Repository format comparison

Giuseppe Bilotta bilotta78 at hotpop.com
Wed Nov 15 13:59:06 CST 2006


Hello, on another mailing list I just found a link to this blog
article

http://keithp.com/blog/Repository_Formats_Matter.html

(from a month ago) which also has a brief mentioning of Mercurial:

"""
Mercurial uses a truncated forward delta scheme where file revisions
are appended to the repository file, as a string of deltas with
occasional complete copies of the file (to provide a time bound on
operations). This suffers from two possible problems—the first is
fairly obvious where corrupted writes of new revisions can affect old
revisions of the file. The second is more subtle -- system failure
during commit will leave the file contents half written. Mercurial has
recovery techniques to detect this, but they involve truncating
existing files, a piece of the Linux kernel which has constantly
suffered from race conditions and other adventures.

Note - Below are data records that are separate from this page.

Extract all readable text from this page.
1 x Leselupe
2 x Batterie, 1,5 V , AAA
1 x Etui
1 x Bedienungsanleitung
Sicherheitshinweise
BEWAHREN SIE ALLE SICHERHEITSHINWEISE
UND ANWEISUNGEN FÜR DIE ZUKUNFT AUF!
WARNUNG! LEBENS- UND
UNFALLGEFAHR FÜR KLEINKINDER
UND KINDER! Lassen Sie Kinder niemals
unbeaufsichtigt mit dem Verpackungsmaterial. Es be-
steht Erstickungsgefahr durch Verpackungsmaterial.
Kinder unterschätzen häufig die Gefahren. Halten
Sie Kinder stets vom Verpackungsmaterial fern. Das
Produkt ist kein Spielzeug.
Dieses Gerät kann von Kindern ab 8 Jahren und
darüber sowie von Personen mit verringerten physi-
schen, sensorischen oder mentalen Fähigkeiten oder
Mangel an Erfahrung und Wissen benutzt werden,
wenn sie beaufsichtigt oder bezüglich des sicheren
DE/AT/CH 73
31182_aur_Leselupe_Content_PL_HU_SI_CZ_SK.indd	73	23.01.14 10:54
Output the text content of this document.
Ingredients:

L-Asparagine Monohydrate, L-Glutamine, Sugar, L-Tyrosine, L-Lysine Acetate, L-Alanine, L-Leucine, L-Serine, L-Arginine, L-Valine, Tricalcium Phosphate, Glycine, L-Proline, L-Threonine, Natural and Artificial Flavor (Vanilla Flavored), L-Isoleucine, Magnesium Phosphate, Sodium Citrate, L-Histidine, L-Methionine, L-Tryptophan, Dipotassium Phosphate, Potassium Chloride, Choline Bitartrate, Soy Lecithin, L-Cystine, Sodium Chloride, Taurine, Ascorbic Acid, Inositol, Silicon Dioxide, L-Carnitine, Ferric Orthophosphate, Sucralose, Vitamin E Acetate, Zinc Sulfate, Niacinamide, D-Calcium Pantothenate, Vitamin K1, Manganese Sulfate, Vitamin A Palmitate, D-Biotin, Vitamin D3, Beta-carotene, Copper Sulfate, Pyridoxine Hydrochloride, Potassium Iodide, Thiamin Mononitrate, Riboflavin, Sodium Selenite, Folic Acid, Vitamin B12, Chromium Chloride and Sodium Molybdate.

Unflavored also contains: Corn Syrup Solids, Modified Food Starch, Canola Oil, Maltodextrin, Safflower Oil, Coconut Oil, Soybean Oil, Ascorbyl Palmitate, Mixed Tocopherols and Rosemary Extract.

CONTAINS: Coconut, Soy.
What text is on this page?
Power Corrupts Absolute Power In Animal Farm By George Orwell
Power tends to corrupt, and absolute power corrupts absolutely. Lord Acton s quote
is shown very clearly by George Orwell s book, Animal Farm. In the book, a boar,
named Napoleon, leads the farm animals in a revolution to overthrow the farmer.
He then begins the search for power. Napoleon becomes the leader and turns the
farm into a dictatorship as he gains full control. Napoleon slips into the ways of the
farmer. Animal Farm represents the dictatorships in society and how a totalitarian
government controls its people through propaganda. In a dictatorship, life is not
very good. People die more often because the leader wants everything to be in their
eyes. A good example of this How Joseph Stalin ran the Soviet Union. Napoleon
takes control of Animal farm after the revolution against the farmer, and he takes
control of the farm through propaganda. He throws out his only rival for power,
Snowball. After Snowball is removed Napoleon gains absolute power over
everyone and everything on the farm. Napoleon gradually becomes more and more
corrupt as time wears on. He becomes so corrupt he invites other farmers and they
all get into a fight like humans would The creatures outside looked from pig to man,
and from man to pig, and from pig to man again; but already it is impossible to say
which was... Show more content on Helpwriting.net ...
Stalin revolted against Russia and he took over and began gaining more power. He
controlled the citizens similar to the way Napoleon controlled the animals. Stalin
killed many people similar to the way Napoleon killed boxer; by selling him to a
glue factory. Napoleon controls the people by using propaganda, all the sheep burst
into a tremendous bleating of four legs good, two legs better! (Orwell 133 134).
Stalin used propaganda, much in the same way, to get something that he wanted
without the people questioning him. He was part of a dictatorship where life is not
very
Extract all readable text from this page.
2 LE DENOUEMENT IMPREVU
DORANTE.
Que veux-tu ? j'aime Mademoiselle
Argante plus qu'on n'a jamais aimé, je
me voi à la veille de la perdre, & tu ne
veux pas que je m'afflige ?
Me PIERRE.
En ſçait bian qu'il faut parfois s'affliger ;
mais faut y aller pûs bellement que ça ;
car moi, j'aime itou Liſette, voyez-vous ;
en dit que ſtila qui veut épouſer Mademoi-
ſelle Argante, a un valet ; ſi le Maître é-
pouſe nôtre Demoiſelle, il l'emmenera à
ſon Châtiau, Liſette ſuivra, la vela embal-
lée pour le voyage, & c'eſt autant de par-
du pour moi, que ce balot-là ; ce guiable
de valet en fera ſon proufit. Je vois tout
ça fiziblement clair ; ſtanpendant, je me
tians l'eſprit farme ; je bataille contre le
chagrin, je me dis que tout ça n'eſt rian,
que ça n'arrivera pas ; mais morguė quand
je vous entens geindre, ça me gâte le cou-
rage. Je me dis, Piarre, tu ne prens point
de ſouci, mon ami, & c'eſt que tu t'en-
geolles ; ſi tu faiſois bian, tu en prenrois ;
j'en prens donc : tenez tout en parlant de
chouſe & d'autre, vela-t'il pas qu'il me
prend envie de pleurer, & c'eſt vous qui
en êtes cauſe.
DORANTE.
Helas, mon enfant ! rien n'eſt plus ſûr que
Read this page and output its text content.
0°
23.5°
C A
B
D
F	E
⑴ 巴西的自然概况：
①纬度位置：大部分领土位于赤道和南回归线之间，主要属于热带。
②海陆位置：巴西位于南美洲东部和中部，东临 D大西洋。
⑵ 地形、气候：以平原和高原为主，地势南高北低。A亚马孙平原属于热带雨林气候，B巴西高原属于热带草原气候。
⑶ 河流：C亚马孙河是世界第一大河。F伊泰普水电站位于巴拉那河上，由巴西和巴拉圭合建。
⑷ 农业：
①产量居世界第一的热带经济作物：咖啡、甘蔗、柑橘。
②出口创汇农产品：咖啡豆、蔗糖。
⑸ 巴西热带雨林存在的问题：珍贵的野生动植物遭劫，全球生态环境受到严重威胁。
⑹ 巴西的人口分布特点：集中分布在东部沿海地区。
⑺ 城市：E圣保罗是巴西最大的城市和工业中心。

I was looking seriously at Mercurial for X.org development, and was
fortunate to spend a week last January with key developers from both
Mercurial and Git. Discussions with both groups led me to understand
that Git provided more of what X.org needed in terms of repository
flexibility and stability than Mercurial did. The key detractors for
Git was (and remains) the steep learning curve for the native Git
interface; ameliorated for some users by alternate interfaces (such as
Cogito), but not for core developers.
"""

-- 
Giuseppe "Oblomov" Bilotta

"E la storia dell'umanità, babbo?"
"Ma niente: prima si fanno delle cazzate,
 poi si studia che cazzate si sono fatte"
(Altan)
("And what about the history of the human race, dad?"